A California Limited Partnership, and Subsidiaries

Notes to Consolidated Financial Statements—(Continued)

December 31, 2010, 2009 and 2008

 

As of December 31, 2009, Glenborough Fund XV LLC (“Fund XV”), an affiliate of Glenborough LLC, held 7,386 or 11.22% of the Units, all of which were purchased from unaffiliated third parties. As noted above, on October 1, 2010 Glenborough Holdings, the parent company of Fund XV, transferred all of its interest in the partnership to Glenborough Investors, LLC, which currently holds those units in its subsidiary, Glenborough Property Partners, LLC (“Glenborough Property Partners”). As part of the same transaction Glenborough Holdings transferred its ownership of Glenborough LLC to Glenborough Investors, LLC, which currently holds the ownership interests in that entity in its subsidiary, Glenborough Service, LP, the parent of Glenborough Property Partners.

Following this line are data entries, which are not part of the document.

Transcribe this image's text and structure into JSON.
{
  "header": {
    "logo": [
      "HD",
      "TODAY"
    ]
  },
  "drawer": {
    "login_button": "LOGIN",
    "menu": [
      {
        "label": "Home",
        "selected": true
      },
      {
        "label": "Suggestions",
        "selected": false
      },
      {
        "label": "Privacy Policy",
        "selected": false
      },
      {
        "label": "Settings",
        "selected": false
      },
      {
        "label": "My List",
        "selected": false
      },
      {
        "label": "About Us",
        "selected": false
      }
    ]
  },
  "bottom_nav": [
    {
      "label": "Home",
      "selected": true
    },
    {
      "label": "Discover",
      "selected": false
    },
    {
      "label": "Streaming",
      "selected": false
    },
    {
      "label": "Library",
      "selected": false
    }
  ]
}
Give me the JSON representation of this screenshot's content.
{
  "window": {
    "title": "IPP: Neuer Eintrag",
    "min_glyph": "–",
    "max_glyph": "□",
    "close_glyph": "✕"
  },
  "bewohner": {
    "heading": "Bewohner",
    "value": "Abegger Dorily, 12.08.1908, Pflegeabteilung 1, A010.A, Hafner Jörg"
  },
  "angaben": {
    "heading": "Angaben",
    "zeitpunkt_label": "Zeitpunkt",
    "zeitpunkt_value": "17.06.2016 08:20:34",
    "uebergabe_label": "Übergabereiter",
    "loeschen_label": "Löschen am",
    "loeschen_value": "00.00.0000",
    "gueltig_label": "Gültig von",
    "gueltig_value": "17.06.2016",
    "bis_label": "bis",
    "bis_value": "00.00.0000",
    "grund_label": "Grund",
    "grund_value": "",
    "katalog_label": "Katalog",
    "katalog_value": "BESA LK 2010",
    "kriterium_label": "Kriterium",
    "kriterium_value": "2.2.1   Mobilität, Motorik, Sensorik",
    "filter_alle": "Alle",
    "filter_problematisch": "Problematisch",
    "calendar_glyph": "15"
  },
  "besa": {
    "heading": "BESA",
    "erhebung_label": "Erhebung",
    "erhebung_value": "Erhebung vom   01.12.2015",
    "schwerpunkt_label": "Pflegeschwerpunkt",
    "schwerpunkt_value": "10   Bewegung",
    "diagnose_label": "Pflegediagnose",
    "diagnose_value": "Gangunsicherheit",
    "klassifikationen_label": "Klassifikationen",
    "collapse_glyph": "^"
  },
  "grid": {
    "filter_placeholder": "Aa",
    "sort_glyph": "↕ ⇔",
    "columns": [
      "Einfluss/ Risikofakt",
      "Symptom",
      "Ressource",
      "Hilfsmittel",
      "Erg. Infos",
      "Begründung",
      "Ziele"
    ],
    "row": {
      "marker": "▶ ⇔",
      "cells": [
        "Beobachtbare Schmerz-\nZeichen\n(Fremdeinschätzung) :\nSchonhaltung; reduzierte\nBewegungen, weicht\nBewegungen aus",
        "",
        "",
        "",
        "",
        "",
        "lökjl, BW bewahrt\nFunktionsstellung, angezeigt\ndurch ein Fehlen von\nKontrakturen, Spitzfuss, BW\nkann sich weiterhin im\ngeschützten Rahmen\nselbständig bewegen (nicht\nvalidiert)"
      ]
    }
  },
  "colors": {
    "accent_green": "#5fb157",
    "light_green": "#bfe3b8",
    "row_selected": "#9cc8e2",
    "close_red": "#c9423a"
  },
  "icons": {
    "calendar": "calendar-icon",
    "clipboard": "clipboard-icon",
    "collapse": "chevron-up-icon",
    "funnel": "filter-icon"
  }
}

As of December 31, 2010, Glenborough Property Partners LLC, an affiliate of Glenborough LLC, held 7,386 or 11.22% of the Units.

Note 7.        COMMITMENTS AND CONTINGENT LIABILITIES

Environmental Matters

The Partnership follows a policy of monitoring its properties for the presence of hazardous or toxic substances. The Partnership is not aware of any environmental liability with respect to the properties that would have a material adverse effect on the Partnership’s business, assets or results of operations. There can be no assurance that such a material environmental liability does not exist. The existence of any such material environmental liability could have an adverse effect on the Partnership’s consolidated results of operations and cash flows.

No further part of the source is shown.